The present-day timeline received criticisms for its unsteady narrative and tonal dissonance with its 1990s counterpart. In Vulture, Roxana Hadadi noted while it is admirable to give the core adult characters separate plot arcs, "Yellowjackets forgets that a major appeal of this ensemble is what its members get up to together." She added "season three feels like Yellowjackets wiping the board of its adult story lines rather than working them out of the corners they've been written into". Hadadi said the show is at its best when it focuses on "what makes these girls and women tick, maneuvering the characters to reflect the thin line between civility and the feral...But the impenetrability of where this story is going, and the dwindling numbers of who will survive by the end of it, are diminishing shadows that glow."

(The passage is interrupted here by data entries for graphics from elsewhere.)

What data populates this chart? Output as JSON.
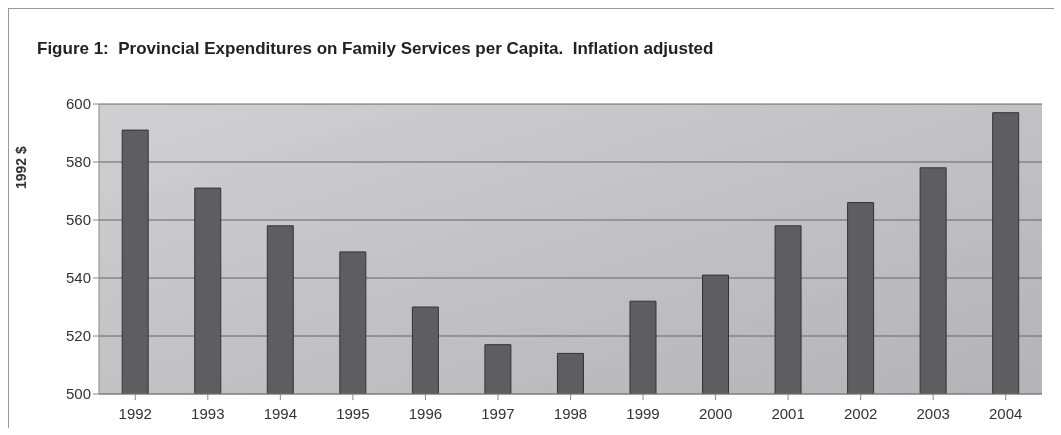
{
  "chart_data": {
    "type": "bar",
    "title": "Figure 1:  Provincial Expenditures on Family Services per Capita.  Inflation adjusted",
    "ylabel": "1992 $",
    "categories": [
      "1992",
      "1993",
      "1994",
      "1995",
      "1996",
      "1997",
      "1998",
      "1999",
      "2000",
      "2001",
      "2002",
      "2003",
      "2004"
    ],
    "values": [
      591,
      571,
      558,
      549,
      530,
      517,
      514,
      532,
      541,
      558,
      566,
      578,
      597
    ],
    "color": "#5e5e61",
    "ylim": [
      500,
      600
    ],
    "yticks": [
      500,
      520,
      540,
      560,
      580,
      600
    ],
    "grid": "y"
  }
}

Reviews were critical of the ongoing mystery storylines and withholding of answers, particularly the question of whether the supernatural force that the survivors face in the wilderness is an actual entity or a symptom of psychological trauma. Some critics said that the show had fallen into the same traps as Lost, another plane crash drama with mystery box elements. In Vanity Fair, Joshua Rivera said the series' "emphasis on mystery and posing questions it can't answer has historically been why its present-day story lacks the dynamism of the '90s plot; if any of the present-day cast is too outspoken about what they experienced, well, that kills the tension of the flashbacks". Rivera concluded, "Depending on what brings you to Yellowjackets, this new season will either bring disappointment or seem like a turn in the right direction…If the series continues to shed its puzzle-box baggage...there remains plenty of room for the series to settle into a sharp, mean survival story, complemented by biting satirical dramedy. That would be more than enough for Yellowjackets to make it through the woods."

=== Accolades ===
At the 5th Astra TV Awards, Yellowjackets received five nominations, including for Best Cast Ensemble in a Streaming Drama Series, and Best Directing in a Drama Series for Jennifer Morrison, who directed the episode "Croak". Hilary Swank won for Best Guest Actress in a Drama Series.